Wyoming’s first reported West Nile virus case of the year involves a Goshen County adult, according to the Wyoming Department of Health (WDH).
Mosquitos spread West Nile virus (WNV) when they feed on infected birds and then bite people, animals or other birds. “Wyoming residents should remember to take steps to protect themselves and their families from mosquito bites,” said Katie Bryan, epidemiologist with WDH.
Most people infected with WNV don’t have symptoms.
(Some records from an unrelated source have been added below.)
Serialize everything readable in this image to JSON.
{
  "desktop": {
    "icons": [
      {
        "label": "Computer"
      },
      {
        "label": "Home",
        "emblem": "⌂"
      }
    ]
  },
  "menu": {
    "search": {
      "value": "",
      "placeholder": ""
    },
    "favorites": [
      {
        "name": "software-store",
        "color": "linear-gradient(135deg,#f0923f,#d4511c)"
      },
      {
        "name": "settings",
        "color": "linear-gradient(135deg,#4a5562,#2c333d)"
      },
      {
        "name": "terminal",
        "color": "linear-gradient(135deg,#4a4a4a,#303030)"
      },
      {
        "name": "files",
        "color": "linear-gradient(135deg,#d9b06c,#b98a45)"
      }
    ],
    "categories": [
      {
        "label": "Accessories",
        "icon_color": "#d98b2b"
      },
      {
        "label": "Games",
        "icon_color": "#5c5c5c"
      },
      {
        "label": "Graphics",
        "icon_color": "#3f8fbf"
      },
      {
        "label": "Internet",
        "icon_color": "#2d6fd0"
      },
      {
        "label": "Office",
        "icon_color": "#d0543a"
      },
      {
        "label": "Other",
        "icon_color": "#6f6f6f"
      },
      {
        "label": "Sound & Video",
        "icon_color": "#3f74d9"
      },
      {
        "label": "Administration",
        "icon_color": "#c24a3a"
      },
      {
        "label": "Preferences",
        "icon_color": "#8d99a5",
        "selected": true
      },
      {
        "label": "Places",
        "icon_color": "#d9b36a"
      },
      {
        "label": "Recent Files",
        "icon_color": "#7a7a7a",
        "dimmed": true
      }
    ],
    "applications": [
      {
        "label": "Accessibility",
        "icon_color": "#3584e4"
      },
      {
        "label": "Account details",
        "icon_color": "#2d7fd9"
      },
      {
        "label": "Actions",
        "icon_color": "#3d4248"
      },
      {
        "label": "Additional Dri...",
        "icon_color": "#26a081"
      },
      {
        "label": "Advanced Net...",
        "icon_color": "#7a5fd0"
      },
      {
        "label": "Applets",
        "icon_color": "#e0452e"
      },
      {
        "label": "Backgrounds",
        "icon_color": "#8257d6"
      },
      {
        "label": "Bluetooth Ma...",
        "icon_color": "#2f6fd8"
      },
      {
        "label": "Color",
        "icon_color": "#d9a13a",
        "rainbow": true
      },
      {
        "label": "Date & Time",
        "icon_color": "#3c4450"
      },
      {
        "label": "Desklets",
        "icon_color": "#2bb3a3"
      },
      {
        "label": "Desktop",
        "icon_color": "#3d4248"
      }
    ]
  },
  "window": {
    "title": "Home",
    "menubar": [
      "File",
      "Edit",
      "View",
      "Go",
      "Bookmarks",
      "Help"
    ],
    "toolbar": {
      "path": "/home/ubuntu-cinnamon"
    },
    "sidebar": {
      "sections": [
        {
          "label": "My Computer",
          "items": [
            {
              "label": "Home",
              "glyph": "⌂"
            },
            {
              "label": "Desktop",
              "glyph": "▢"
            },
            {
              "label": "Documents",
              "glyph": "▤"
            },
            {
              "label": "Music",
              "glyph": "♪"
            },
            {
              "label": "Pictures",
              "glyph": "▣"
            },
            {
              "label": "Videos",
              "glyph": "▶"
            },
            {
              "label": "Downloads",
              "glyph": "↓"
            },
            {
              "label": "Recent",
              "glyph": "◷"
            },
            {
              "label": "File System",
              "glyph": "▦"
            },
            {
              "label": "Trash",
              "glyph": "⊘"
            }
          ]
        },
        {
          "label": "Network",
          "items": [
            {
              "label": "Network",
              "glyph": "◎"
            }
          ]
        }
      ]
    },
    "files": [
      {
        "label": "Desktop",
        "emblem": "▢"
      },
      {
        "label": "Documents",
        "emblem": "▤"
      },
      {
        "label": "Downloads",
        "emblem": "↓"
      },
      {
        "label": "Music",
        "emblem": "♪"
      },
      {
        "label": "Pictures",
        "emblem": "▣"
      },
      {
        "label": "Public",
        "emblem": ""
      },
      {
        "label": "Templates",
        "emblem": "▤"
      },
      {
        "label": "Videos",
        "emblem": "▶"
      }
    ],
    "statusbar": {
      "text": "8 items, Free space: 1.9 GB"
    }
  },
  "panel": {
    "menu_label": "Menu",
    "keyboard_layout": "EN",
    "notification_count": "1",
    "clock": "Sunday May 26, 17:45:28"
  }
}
Among those who become ill, symptoms include fever, headache, body aches, skin rash and swollen lymph nodes. A very small number develop West Nile neuroinvasive disease with symptoms such as severe headache, fever, neck stiffness, stupor, disorientation, coma, tremors, convulsions and paralysis.
In addition, health officials have reported the state’s first case of travel-related Zika virus in a Campbell County woman who had recently traveled to a country with known, local Zika transmission and is not pregnant.
Now only Alaska and South Dakota are the only states not reporting a Zika virus case.
“Most states have already reported travel-related Zika illnesses. It is no surprise for this to also happen to someone from Wyoming,” said Dr. Tracy Murphy, state epidemiologist with the Wyoming Department of Health (WDH).
“Folks should consider Zika when planning travel to affected areas, but the discovery of the illness in a Wyoming resident does not mean an increased risk in our state and does not change our recommendations,” Murphy said.
Zika virus is spread to people mostly through bites of certain types of mosquitos not known to be found in Wyoming. The most common symptoms of Zika virus disease are fever, rash, joint pain and red eyes. The illness is usually mild with symptoms lasting for several days to a week.
Murphy said the biggest concern related to Zika virus is that it can be passed to babies during pregnancy and has strong links to a serious, brain-related birth defect known as microcephaly.